E agora? Agora seria a oportunidade perfeita para conseguir uma grande venda com Marega. Um jogador pelo qual ninguém dava dois tostões (daí que a SAD tenha dado 30% do passe de Marega ao Vitória de Guimarães aquando da contratação de Soares), que só não foi dispensado no início da época porque não sobravam mais opções e que foi reabalitado. O próprio jogador, mesmo sendo aclamado pela massa adepta, não se inibiu de afirmar que gostaria de ir para Inglaterra, mesmo sem saber se haveria propostas: Marega sabe que esta época foi única. Tem 27 anos, dois anos de contrato para cumprir e há que ter em conta o desempenho nos jogos grandes.

Entre Champions, clássicos e até os jogos com o SC Braga, foram 15 partidas em que Marega não só ficou em branco como foi sendo invariavelmente a unidade de menor rendimento na equipa - exceção à exibição no Mónaco, onde fez duas assistências.
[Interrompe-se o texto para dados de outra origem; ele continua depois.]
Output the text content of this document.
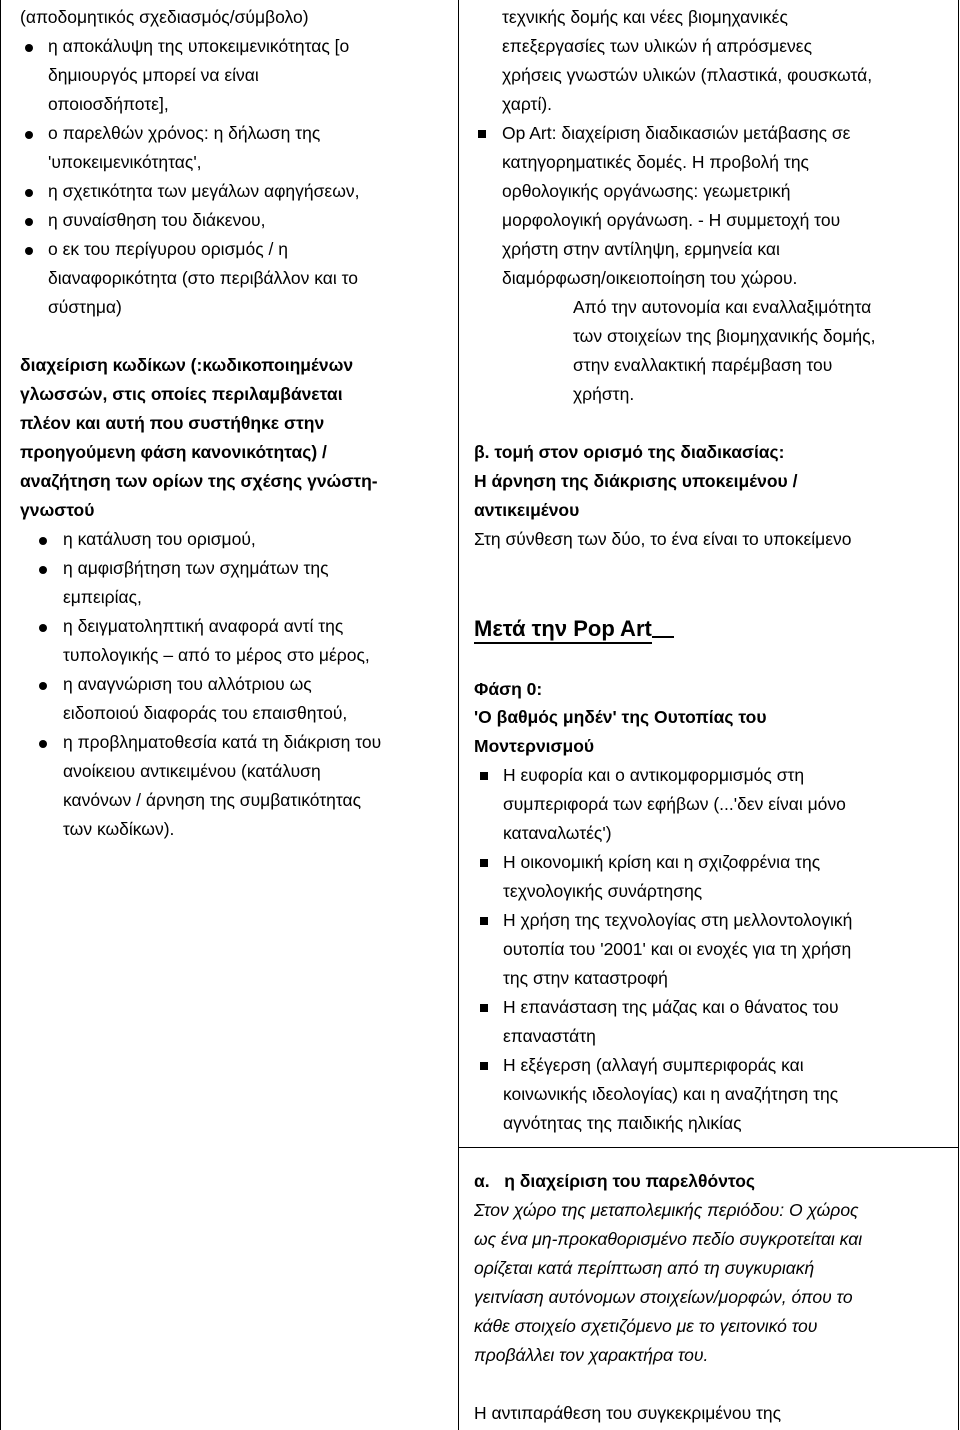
(αποδομητικός σχεδιασμός/σύμβολο)
η αποκάλυψη της υποκειμενικότητας [ο
δημιουργός μπορεί να είναι
οποιοσδήποτε],
ο παρελθών χρόνος: η δήλωση της
'υποκειμενικότητας',
η σχετικότητα των μεγάλων αφηγήσεων,
η συναίσθηση του διάκενου,
ο εκ του περίγυρου ορισμός / η
διαναφορικότητα (στο περιβάλλον και το
σύστημα)
διαχείριση κωδίκων (:κωδικοποιημένων
γλωσσών, στις οποίες περιλαμβάνεται
πλέον και αυτή που συστήθηκε στην
προηγούμενη φάση κανονικότητας) /
αναζήτηση των ορίων της σχέσης γνώστη-
γνωστού
η κατάλυση του ορισμού,
η αμφισβήτηση των σχημάτων της
εμπειρίας,
η δειγματοληπτική αναφορά αντί της
τυπολογικής ‒ από το μέρος στο μέρος,
η αναγνώριση του αλλότριου ως
ειδοποιού διαφοράς του επαισθητού,
η προβληματοθεσία κατά τη διάκριση του
ανοίκειου αντικειμένου (κατάλυση
κανόνων / άρνηση της συμβατικότητας
των κωδίκων).
τεχνικής δομής και νέες βιομηχανικές
επεξεργασίες των υλικών ή απρόσμενες
χρήσεις γνωστών υλικών (πλαστικά, φουσκωτά,
χαρτί).
Op Art: διαχείριση διαδικασιών μετάβασης σε
κατηγορηματικές δομές. Η προβολή της
ορθολογικής οργάνωσης: γεωμετρική
μορφολογική οργάνωση. - Η συμμετοχή του
χρήστη στην αντίληψη, ερμηνεία και
διαμόρφωση/οικειοποίηση του χώρου.
Από την αυτονομία και εναλλαξιμότητα
των στοιχείων της βιομηχανικής δομής,
στην εναλλακτική παρέμβαση του
χρήστη.
β. τομή στον ορισμό της διαδικασίας:
Η άρνηση της διάκρισης υποκειμένου /
αντικειμένου
Στη σύνθεση των δύο, το ένα είναι το υποκείμενο
Μετά την Pop Art
Φάση 0:
'Ο βαθμός μηδέν' της Ουτοπίας του
Μοντερνισμού
Η ευφορία και ο αντικομφορμισμός στη
συμπεριφορά των εφήβων (...'δεν είναι μόνο
καταναλωτές')
Η οικονομική κρίση και η σχιζοφρένια της
τεχνολογικής συνάρτησης
Η χρήση της τεχνολογίας στη μελλοντολογική
ουτοπία του '2001' και οι ενοχές για τη χρήση
της στην καταστροφή
Η επανάσταση της μάζας και ο θάνατος του
επαναστάτη
Η εξέγερση (αλλαγή συμπεριφοράς και
κοινωνικής ιδεολογίας) και η αναζήτηση της
αγνότητας της παιδικής ηλικίας
α.   η διαχείριση του παρελθόντος
Στον χώρο της μεταπολεμικής περιόδου: Ο χώρος
ως ένα μη-προκαθορισμένο πεδίο συγκροτείται και
ορίζεται κατά περίπτωση από τη συγκυριακή
γειτνίαση αυτόνομων στοιχείων/μορφών, όπου το
κάθε στοιχείο σχετιζόμενο με το γειτονικό του
προβάλλει τον χαρακτήρα του.
Η αντιπαράθεση του συγκεκριμένου της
É certo que a I Liga não tem apenas quatro equipas, por isso Marega pode continuar a ter golo contra a maioria dos adversários, mas é altamente improvável ultrapassar este pico de valorização. O jornal O Jogo já deu conta de uma alegada recusa de 25 milhões de euros por Marega e, sendo verdade, seria apenas e só uma das três melhores (não confundir com maiores) vendas da história do FC Porto. A média de golos é um mérito intocável, mas Marega desperdiçou tantas ocasiões de golo flagrante como Soares e Aboubakar juntos (21 - 9 delas em clássicos), embora dos três o maliano tenha sido o jogador que melhor eficácia de dribles (65%) e duelos ganhos (48%) teve, tendo sido também o mais rematador (96 disparos na Liga, contra 77 de Aboubakar e 53 de Soares). Ainda assim, e apesar da evolução desde o início da época, foi o pior passador do plantel (67%) e o jogador com maior percentagem de perdas de posse nas provas da UEFA. Continuar a apostar num esquema de jogo tão dependente da dimensão física de Marega é uma fórmula que pode não surtir o mesmo sucesso na próxima época. Por isso, sim, se houver propostas, poderá ser a altura ideal para Marega sair... Restando saber se Sérgio Conceição planeia, ou não, continuar a apostar num esquema que privilegie - ou que faça mesmo depender - a presença de Marega.

Contrato até 2021
Tiquinho Soares - Se Aboubakar só durou até janeiro, Soares só durou em fevereiro. Esteve à beira de sair no mercado de inverno, mas o negócio falhou e Soares acabou por permanecer no plantel, tendo de imediato sido puxado para a titularidade por Sérgio Conceição, que recuperou bem o avançado. Soares entrou a matar, com 10 golos em fevereiro, mas desde então não mais voltou a marcar, vítima de uma lesão que lhe tirou um mês de competição numa altura em que estava em excelente forma. O brasileiro já tinha tido o azar de perder a titularidade logo no arranque da época, fruto de nova lesão, e a sua produtividade ofensiva acabou por se revelar curta nas últimas semanas da temporada. Dificilmente terá mercado para sair e tudo aponta para a sua continuidade no FC Porto, com o desafio de ter que melhorar a sua média de golos na Liga (um a cada duas jornadas).